O número de mortos após os terremotos que atingiram a Venezuela subiu para 235, informou o Ministério da Saúde do país na noite desta quinta-feira (25/6). O balanço anterior apontava 188 vítimas.
Os tremores de magnitudes 7,2 e 7,5 atingiram o país na noite de quarta-feira (24/6), com menos de um minuto de intervalo, e já são considerados os mais fortes registrados no território venezuelano em mais de um século.

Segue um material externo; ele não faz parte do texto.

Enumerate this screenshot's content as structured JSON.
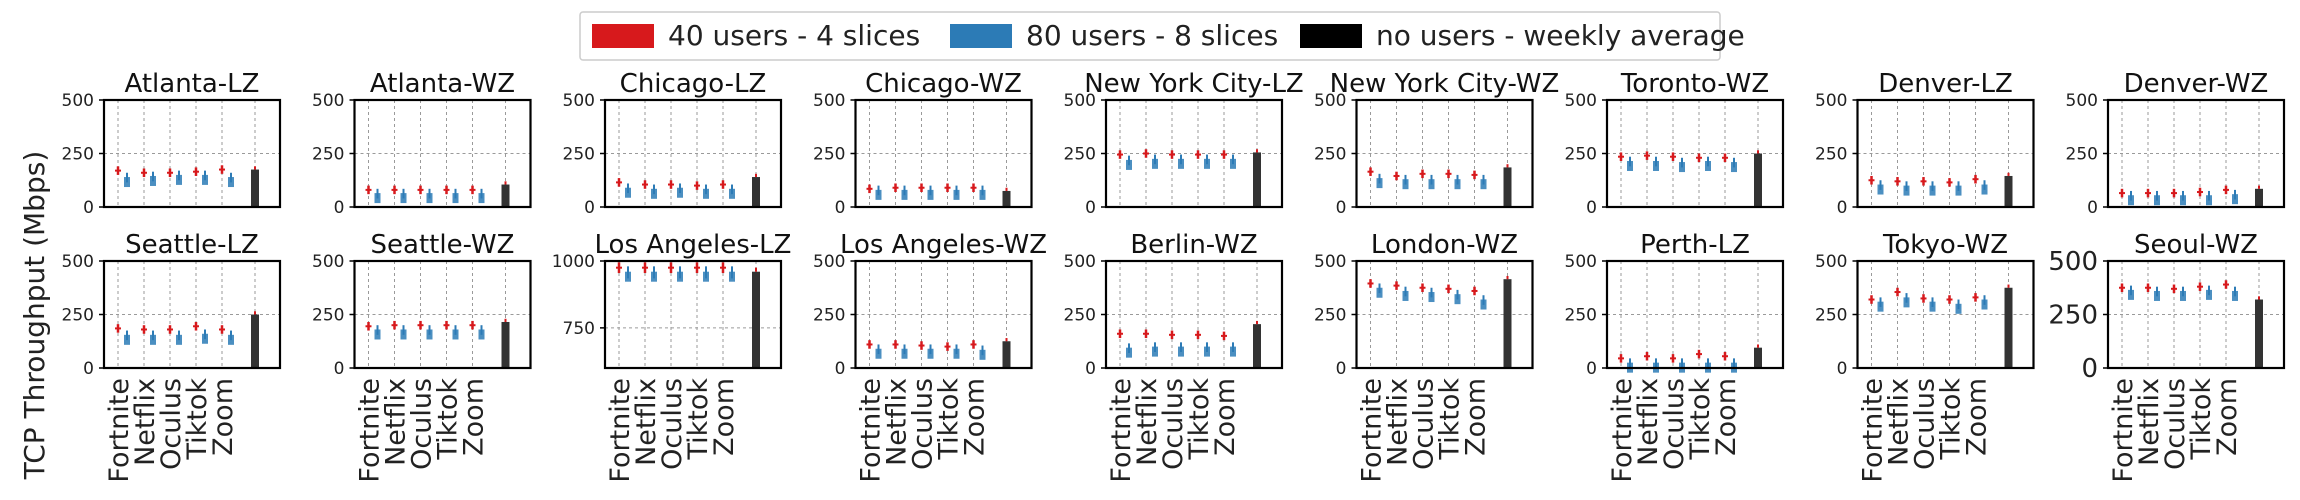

“Infelizmente, recebemos cerca de 235 pacientes que chegaram sem sinais vitais ou morreram ao chegar às unidades de saúde”, afirmou o ministro da Saúde, Carlos Alvarado, em entrevista à televisão estatal.
Além das mortes, milhares de pessoas ficaram feridas. Segundo as autoridades, cerca de 200 pessoas seguem desaparecidas ou presas sob os escombros.
O epicentro do tremor mais forte foi registrado na cidade de El Guayabo, a 168 quilômetros de Caracas, a uma profundidade de 13 quilômetros, segundo o Serviço Geológico dos Estados Unidos (USGS).
A região mais afetada é o estado de La Guaira, ao norte da capital, que foi classificado pelo governo como zona de desastre.
Na região, hospitais operam acima da capacidade, milhares de moradores passaram a noite fora de casa e há relatos de falta de máquinas pesadas para a retirada de vítimas.
Prédios desabaram em Caracas e em outras cidades do país. No litoral, um hotel de pelo menos oito andares também veio abaixo.
Buscas continuam
Equipes de resgate seguem mobilizadas em diferentes pontos da Venezuela em busca de sobreviventes.
Nas últimas horas, equipes internacionais começaram a desembarcar no país para reforçar as operações, enquanto governos e organizações anunciaram ajuda humanitária.
O governo mantém o estado de emergência decretado após os tremores. A medida inclui suspensão de aulas, paralisação de serviços não essenciais e desligamento preventivo de redes de gás e energia.
O USGS já havia alertado para a possibilidade de elevado número de vítimas e danos extensos, devido à força dos abalos e à proximidade de áreas densamente povoadas.
Os tremores também foram sentidos no Norte do Brasil, com relatos em cidades como Belém, Manaus, Boa Vista e Macapá. Em alguns casos, moradores deixaram prédios por precaução.